Einstein GPT was quickly renamed to AI Cloud in June, and officially launched at (the first) AI day. This gave us our first glimpse of the Einstein Trust Layer, which still feels like a master stroke from Salesforce, even if I’d like to see it become a platform rather than a layer.
June also brought the latest edition of London’s Calling, which once again didn’t disappoint. It might just be me, but it feels like Salesforce are tightening up on community involvement in conferences like Dreamforce in favour of their product management, so I think community conferences will continue to play a vital role in providing training without the associated marketing, and presenting the reality rather than just the positives.
And finally, June brought the (next) AI day, as the London World Tour was rebranded (at extremely/ridiculously) short notice to showcase new features like Prompt Studio (which we’re still waiting for). Quite the change from our usual rehash of Dreamforce/TrailblazerDX announcements from months ago!
Sales and Service GPT did go GA in July - very rapid for Salesforce, and good to see something actually land in the products, but sadly quite limited in terms of our ability to influence/configure the prompts. Around this time I built my first integration to OpenAI, and quickly added a few more. As you would expect when everything depends on the prompt, the actual API is pretty much a single method, with the added excitement that the same request will probably give different results every time!
And just like that, it was time for Dreamforce again. In a turn of events that surprised nobody, it was all about the AI. AI Cloud must be up for the shortest lived product name in a very strong field of Salesforce candidates, as it became Einstein1 at Dreamforce, harking back to Salesforce1 in 2013. Once again there were demos of Prompt Studio and Skills Builder, but they still looked a bit smoke and mirrors when you got up close.
Not long after Dreamforce, Slack announced that they’d lost another CEO, with Lidiane Jones moving on to Bumble after less than a year in charge.
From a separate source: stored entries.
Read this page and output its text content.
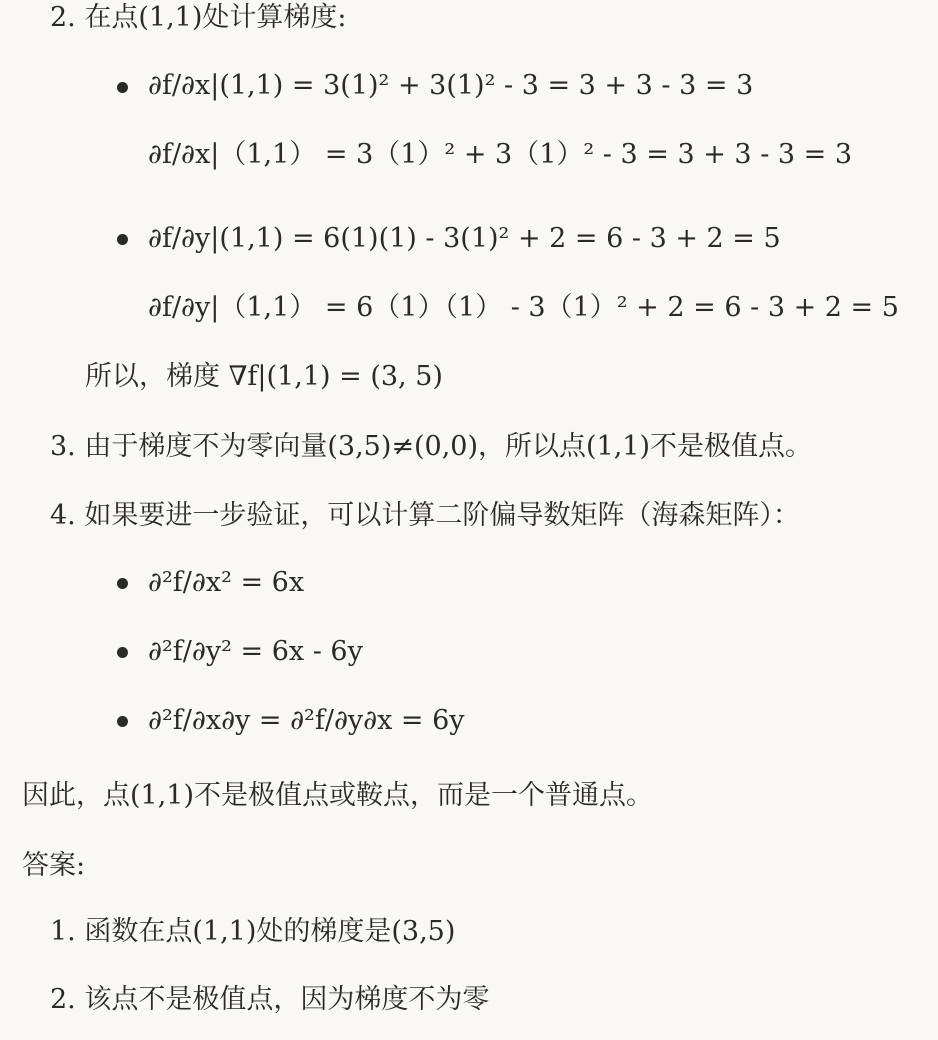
2. 在点(1,1)处计算梯度:
∂f/∂x|(1,1) = 3(1)² + 3(1)² - 3 = 3 + 3 - 3 = 3
∂f/∂x|（1,1） = 3（1）² + 3（1）² - 3 = 3 + 3 - 3 = 3
∂f/∂y|(1,1) = 6(1)(1) - 3(1)² + 2 = 6 - 3 + 2 = 5
∂f/∂y|（1,1） = 6（1）（1） - 3（1）² + 2 = 6 - 3 + 2 = 5
所以，梯度 ∇f|(1,1) = (3, 5)
3. 由于梯度不为零向量(3,5)≠(0,0)，所以点(1,1)不是极值点。
4. 如果要进一步验证，可以计算二阶偏导数矩阵（海森矩阵）：
∂²f/∂x² = 6x
∂²f/∂y² = 6x - 6y
∂²f/∂x∂y = ∂²f/∂y∂x = 6y
因此，点(1,1)不是极值点或鞍点，而是一个普通点。
答案:
1. 函数在点(1,1)处的梯度是(3,5)
2. 该点不是极值点，因为梯度不为零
This looks to have been a solo blip rather than a return to the exodus at the end of 2022, which is good news for those who like stability at the top of their tech behemoths. Governments finally started getting a hold on AI, with an executive order from President Biden and the AI Safety Summit at Bletchley Park. We also had OpenAI’s Dev Day, which showed how any legislation will need to move quickly to keep up with the tech!
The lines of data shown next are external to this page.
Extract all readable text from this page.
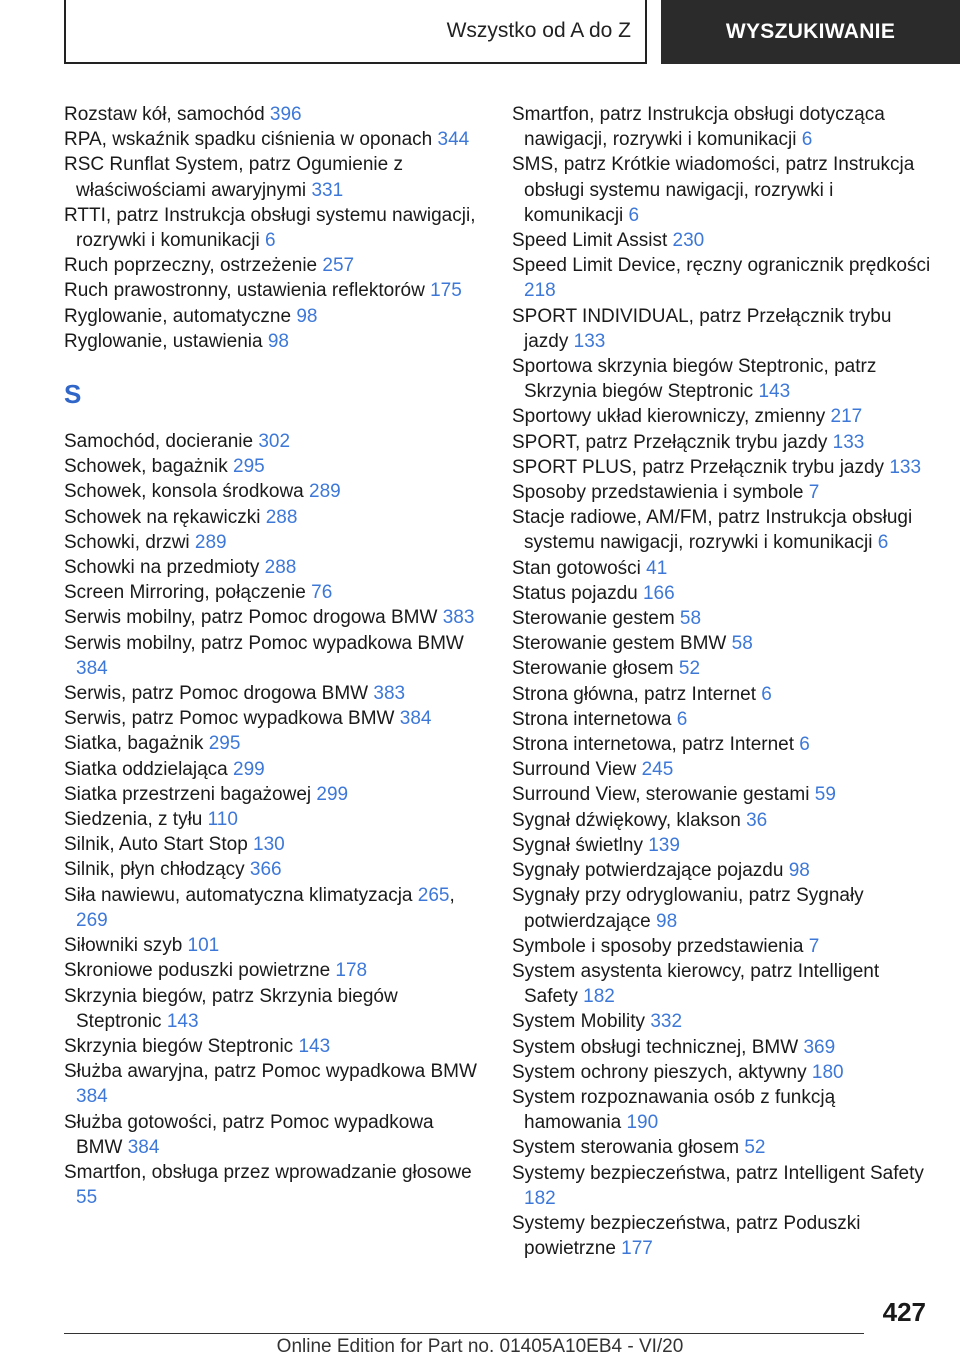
Wszystko od A do Z	WYSZUKIWANIE
Rozstaw kół, samochód 396
RPA, wskaźnik spadku ciśnienia w oponach 344
RSC Runflat System, patrz Ogumienie z właściwościami awaryjnymi 331
RTTI, patrz Instrukcja obsługi systemu nawigacji, rozrywki i komunikacji 6
Ruch poprzeczny, ostrzeżenie 257
Ruch prawostronny, ustawienia reflektorów 175
Ryglowanie, automatyczne 98
Ryglowanie, ustawienia 98
S
Samochód, docieranie 302
Schowek, bagażnik 295
Schowek, konsola środkowa 289
Schowek na rękawiczki 288
Schowki, drzwi 289
Schowki na przedmioty 288
Screen Mirroring, połączenie 76
Serwis mobilny, patrz Pomoc drogowa BMW 383
Serwis mobilny, patrz Pomoc wypadkowa BMW 384
Serwis, patrz Pomoc drogowa BMW 383
Serwis, patrz Pomoc wypadkowa BMW 384
Siatka, bagażnik 295
Siatka oddzielająca 299
Siatka przestrzeni bagażowej 299
Siedzenia, z tyłu 110
Silnik, Auto Start Stop 130
Silnik, płyn chłodzący 366
Siła nawiewu, automatyczna klimatyzacja 265, 269
Siłowniki szyb 101
Skroniowe poduszki powietrzne 178
Skrzynia biegów, patrz Skrzynia biegów Steptronic 143
Skrzynia biegów Steptronic 143
Służba awaryjna, patrz Pomoc wypadkowa BMW 384
Służba gotowości, patrz Pomoc wypadkowa BMW 384
Smartfon, obsługa przez wprowadzanie głosowe 55
Smartfon, patrz Instrukcja obsługi dotycząca nawigacji, rozrywki i komunikacji 6
SMS, patrz Krótkie wiadomości, patrz Instrukcja obsługi systemu nawigacji, rozrywki i komunikacji 6
Speed Limit Assist 230
Speed Limit Device, ręczny ogranicznik prędkości 218
SPORT INDIVIDUAL, patrz Przełącznik trybu jazdy 133
Sportowa skrzynia biegów Steptronic, patrz Skrzynia biegów Steptronic 143
Sportowy układ kierowniczy, zmienny 217
SPORT, patrz Przełącznik trybu jazdy 133
SPORT PLUS, patrz Przełącznik trybu jazdy 133
Sposoby przedstawienia i symbole 7
Stacje radiowe, AM/FM, patrz Instrukcja obsługi systemu nawigacji, rozrywki i komunikacji 6
Stan gotowości 41
Status pojazdu 166
Sterowanie gestem 58
Sterowanie gestem BMW 58
Sterowanie głosem 52
Strona główna, patrz Internet 6
Strona internetowa 6
Strona internetowa, patrz Internet 6
Surround View 245
Surround View, sterowanie gestami 59
Sygnał dźwiękowy, klakson 36
Sygnał świetlny 139
Sygnały potwierdzające pojazdu 98
Sygnały przy odryglowaniu, patrz Sygnały potwierdzające 98
Symbole i sposoby przedstawienia 7
System asystenta kierowcy, patrz Intelligent Safety 182
System Mobility 332
System obsługi technicznej, BMW 369
System ochrony pieszych, aktywny 180
System rozpoznawania osób z funkcją hamowania 190
System sterowania głosem 52
Systemy bezpieczeństwa, patrz Intelligent Safety 182
Systemy bezpieczeństwa, patrz Poduszki powietrzne 177
427
Online Edition for Part no. 01405A10EB4 - VI/20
In November, out of nowhere, every tech story was eclipsed by the OpenAI three act play:
Act 1 - Sam Altman is fired
Not really what you want to be happening at the (allegedly) most important AI company, especially if you’ve put all your AI eggs into the OpenAI/ChatGPT basked, but all’s well that ends well. After this, we just wanted a quiet drift into the Xmas/New Year period, and by and large we got that.
To Absent Friends
No review of 2023 would be complete without remembering the stalwarts of the community that we lost this year:
Meghan Brodkey, Ohana Slack founder, in January.
Gemma Blezard, founder of Ladies be Architects, in November.
Amanda Beard-Neilson, London Salesforce Admins leader and co-organiser of London’s Calling, also in November.
Vaya con Dios ladies - you’ll all be missed.